Intended to ease the burden of debt-ridden consumers, the leniency that’s been given to customers claiming bankruptcy has created a hardship for retailers, says Mallory Duncan, senior vice president/general counsel of the National Retail Federation. In 2002 catalogers and retailers lost money from 1.5 million customers who were permitted to not pay their bills after claiming bankruptcy. “Claiming bankruptcy is not as stigmatizing as it was before,” Duncan says. “The [number of personal bankruptcies] has been going up regardless of the state of the economy.”

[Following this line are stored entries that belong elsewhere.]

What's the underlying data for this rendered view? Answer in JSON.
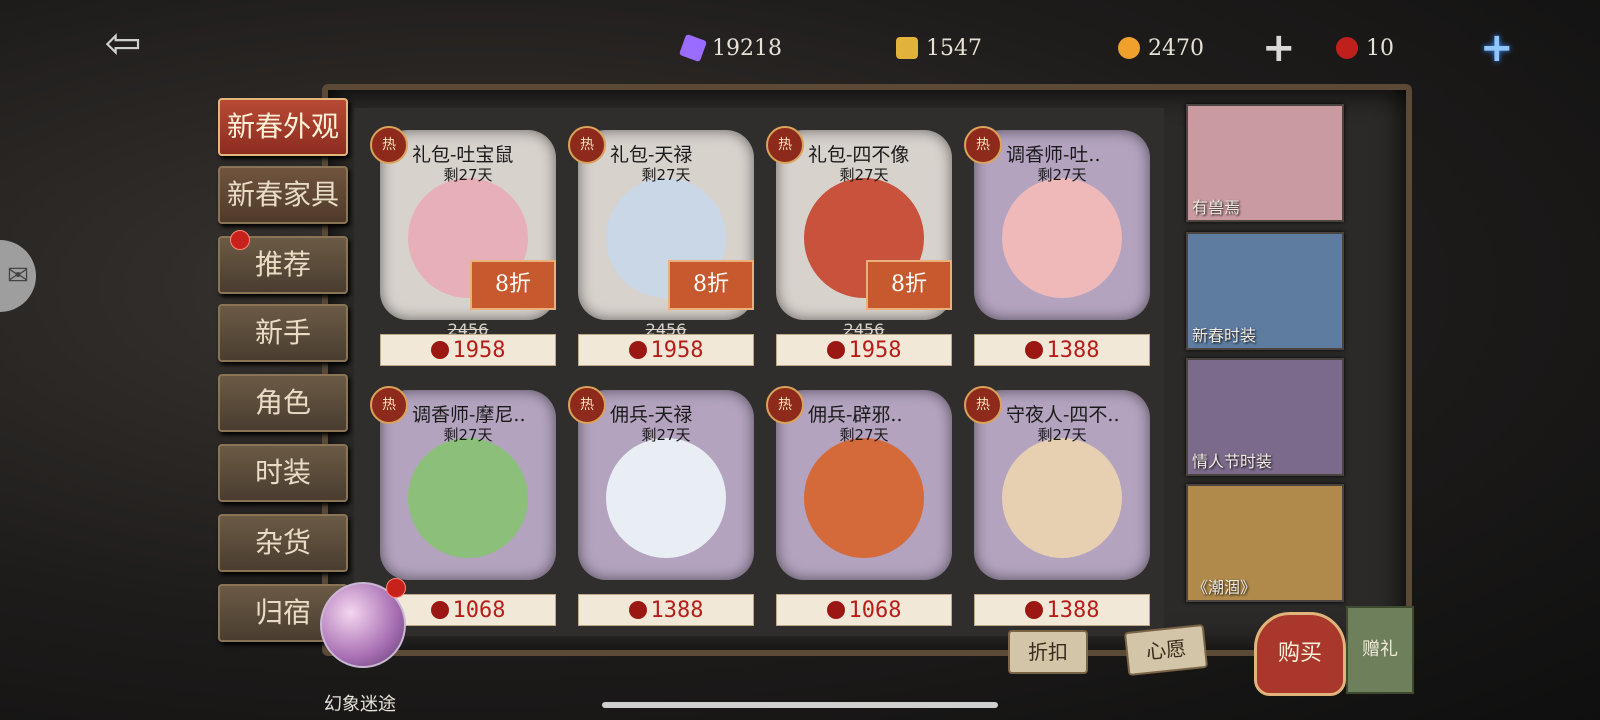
{
  "currencies": [
    {
      "name": "purple-gem",
      "value": "19218",
      "color": "#9a6cff"
    },
    {
      "name": "puzzle",
      "value": "1547",
      "color": "#e2b33b"
    },
    {
      "name": "clue-coin",
      "value": "2470",
      "color": "#f0a12c"
    },
    {
      "name": "red-seal",
      "value": "10",
      "color": "#c0201b"
    }
  ],
  "plus_symbol": "+",
  "menu": [
    {
      "label": "新春外观",
      "active": true
    },
    {
      "label": "新春家具"
    },
    {
      "label": "推荐",
      "badge": true
    },
    {
      "label": "新手"
    },
    {
      "label": "角色"
    },
    {
      "label": "时装"
    },
    {
      "label": "杂货"
    },
    {
      "label": "归宿"
    }
  ],
  "hot_label": "热",
  "items": [
    {
      "title": "礼包-吐宝鼠",
      "days": "剩27天",
      "discount": "8折",
      "original": "2456",
      "price": "1958",
      "thumb": "light",
      "art": "#e7b0b9"
    },
    {
      "title": "礼包-天禄",
      "days": "剩27天",
      "discount": "8折",
      "original": "2456",
      "price": "1958",
      "thumb": "light",
      "art": "#c9d7e6"
    },
    {
      "title": "礼包-四不像",
      "days": "剩27天",
      "discount": "8折",
      "original": "2456",
      "price": "1958",
      "thumb": "light",
      "art": "#c8523c"
    },
    {
      "title": "调香师-吐..",
      "days": "剩27天",
      "price": "1388",
      "thumb": "purple",
      "art": "#f0b9b9"
    },
    {
      "title": "调香师-摩尼..",
      "days": "剩27天",
      "price": "1068",
      "thumb": "purple",
      "art": "#8cc07a"
    },
    {
      "title": "佣兵-天禄",
      "days": "剩27天",
      "price": "1388",
      "thumb": "purple",
      "art": "#e9eef4"
    },
    {
      "title": "佣兵-辟邪..",
      "days": "剩27天",
      "price": "1068",
      "thumb": "purple",
      "art": "#d46a3a"
    },
    {
      "title": "守夜人-四不..",
      "days": "剩27天",
      "price": "1388",
      "thumb": "purple",
      "art": "#e7d0b1"
    }
  ],
  "banners": [
    {
      "label": "有兽焉",
      "color": "#c99aa0"
    },
    {
      "label": "新春时装",
      "color": "#5d7ca0"
    },
    {
      "label": "情人节时装",
      "color": "#7b6a8c"
    },
    {
      "label": "《潮涸》",
      "color": "#b08a4a"
    }
  ],
  "bottom": {
    "discount_label": "折扣",
    "wish_label": "心愿",
    "buy_label": "购买",
    "gift_label": "赠礼",
    "orb_label": "幻象迷途"
  }
}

For consumer catalogs, most of which rely almost exclusively on credit-card payments, passage of this bill would mean a likely increase in profit, says Duncan. And if more consumers paid their debts, they might even benefit from lower-priced merchandise. The number of consumers now exempt from paying their debts means that companies must raise prices on their products to compensate for the higher interest charges imposed on them by banks, Duncan notes.